FTX, Celsius, BlockFi and others pointed to the names "Sequoia", "Tiger Global" or "Ontario Teachers' Pension Fund" and used them as evidence of their integrity. The money was leveraged to lure small customers and allowed them to invest in each other, lose one from the other, and cover up for each other. And the funds? Some of them realized record profits.
Each and every one of the funds that invested capital in Sam Bankman-Fried's companies was, without noticing, a part of the Celsius fiasco. The money that flowed into FTX and Alameda allowed these companies to continue their risky investment strategy, with Celsius being one of the more dominant ones.
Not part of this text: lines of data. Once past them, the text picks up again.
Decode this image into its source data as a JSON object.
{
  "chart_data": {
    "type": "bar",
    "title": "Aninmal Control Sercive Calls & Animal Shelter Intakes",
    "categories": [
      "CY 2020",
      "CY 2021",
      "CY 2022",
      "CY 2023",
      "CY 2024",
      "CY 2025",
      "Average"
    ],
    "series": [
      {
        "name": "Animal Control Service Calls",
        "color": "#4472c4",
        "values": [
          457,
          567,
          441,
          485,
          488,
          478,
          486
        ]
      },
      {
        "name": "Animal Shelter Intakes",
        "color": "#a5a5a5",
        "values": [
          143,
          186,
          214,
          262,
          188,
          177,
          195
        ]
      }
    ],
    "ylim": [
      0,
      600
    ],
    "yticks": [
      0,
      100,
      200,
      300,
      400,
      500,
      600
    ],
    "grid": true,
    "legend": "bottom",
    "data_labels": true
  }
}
Today we know that Alameda itself is one of Celsius' biggest backers with a $12 million investment in a platform it will likely never see. Another company called Pharos USD is Celsius' biggest creditor — $81 million in debt. Although no direct connection between Pharos USD and FTX's companies is evident, a Bloomberg investigation found close connections between Alameda and Bankman-Fried himself and this company, which is difficult to currently understand.
Estimates are that the collapse of Celsius last May, along with the fall of 3AC, was a destabilizing factor in Alameda itself, and led Bankman-Fried to pour $4 billion in customer funds into it at that time.
One way or another, there is no way to ignore or whitewash the role VCs played in this debacle.